Из горла Субару снова вырывается фальшивый смех, но умирает ещё быстрее. Он топчется неуютно ещё несколько мгновений но наконец, вздохнув тяжело, плюхается рядом.

Тишина тянется в воздухе — холодная, нависающая.

— Знаешь, — делится Юлиус, — это даже забавно.

Субару осторожно косится на него:

— Что забавно?

Юлиус хмыкает. Он облизывает губу — на вкус как железо.

Ему почти смешно — не вопреки невыносимой боли даже, но благодаря.

— Когда-то всё началось с того, что Райнхард победил меня на поле боя, — судорожный выдох избегает из его лёгких, — и теперь всё закончилось тем, что меня победил на поле боя его предок.

— Эй, эй! — начинает Субару возмущённо немедля — голос скачет эхом, словно прыгая по ступенькам: «Эй, эй, эй, эй». — Что ещё за «закончилось»?!

Что-то трясёт Юлиуса изнутри. Он понимает, что это смех, гортанный и обрывистый, и закрывает рот рукой — не очень помогает.

— Так мне казалось, — он проводит рукой по лицу снизу вверх, зарываясь ей в волосы. Глаза начинает щипать (какой позор? а есть ли разница?). — Но теперь, когда я об этом думаю, мне приходит мысль, что, может... — его горло сжимается, и ему требуется несколько мгновений, чтобы с сипением втянуть в себя воздух, — может, всё закончилось уже тогда. А это.. так, избиение трупа.

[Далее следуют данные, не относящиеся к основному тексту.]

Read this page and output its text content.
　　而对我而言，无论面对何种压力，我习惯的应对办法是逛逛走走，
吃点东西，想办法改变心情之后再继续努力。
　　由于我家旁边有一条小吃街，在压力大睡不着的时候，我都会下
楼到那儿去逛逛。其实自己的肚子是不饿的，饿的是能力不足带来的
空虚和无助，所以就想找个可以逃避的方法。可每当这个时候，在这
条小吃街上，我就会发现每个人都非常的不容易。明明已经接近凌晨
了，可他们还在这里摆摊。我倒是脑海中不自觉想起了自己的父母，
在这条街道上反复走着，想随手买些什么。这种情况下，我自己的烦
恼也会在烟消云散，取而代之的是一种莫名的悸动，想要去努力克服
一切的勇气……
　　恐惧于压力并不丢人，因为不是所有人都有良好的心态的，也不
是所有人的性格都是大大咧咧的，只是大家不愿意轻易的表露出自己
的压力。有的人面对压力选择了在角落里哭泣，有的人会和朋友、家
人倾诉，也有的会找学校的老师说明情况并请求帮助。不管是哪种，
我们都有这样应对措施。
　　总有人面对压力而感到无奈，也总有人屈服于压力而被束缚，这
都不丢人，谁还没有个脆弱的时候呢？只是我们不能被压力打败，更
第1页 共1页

Субару смотрит на него непонимающе, моргая. Ярость начинает искажать его черты. Похвальное качество, на самом-то деле: так остро и искренне реагировать на несправедливость — то, чего Юлиус не мог позволить себе давным-давно (и чтобы что?), — вот только сейчас он чувствует себя измождённым рассудком до самого крайнего предела, до которого может дойти человек.

— Что ты несёшь...

— Субару...

— ... это просто тупо, мы ещё ничего не закончили, нам нужно взять и...

— Субару, пожалуйста...

— ...собраться по-нормальному и пораскинуть мозгами, а не устраивать...

— Субару, хватит!

Крик, рваный и отчаянный, вырывается против воли Юлиуса. Его трясёт мелко — не то от охватившей его пожаром вспышки ярости, не от выворачивающего наизнанку горя.

— Я говорю о том, — он с силой растирает глаза, ощущая, как ткань его перчаток становится мокрой, — что, проиграв Райнхарду, я решил, что если я не могу быть ему равным, то смогу хотя бы быть рядом с ним. Тем, кто смог бы встать за его спиной и — и не постыдить его.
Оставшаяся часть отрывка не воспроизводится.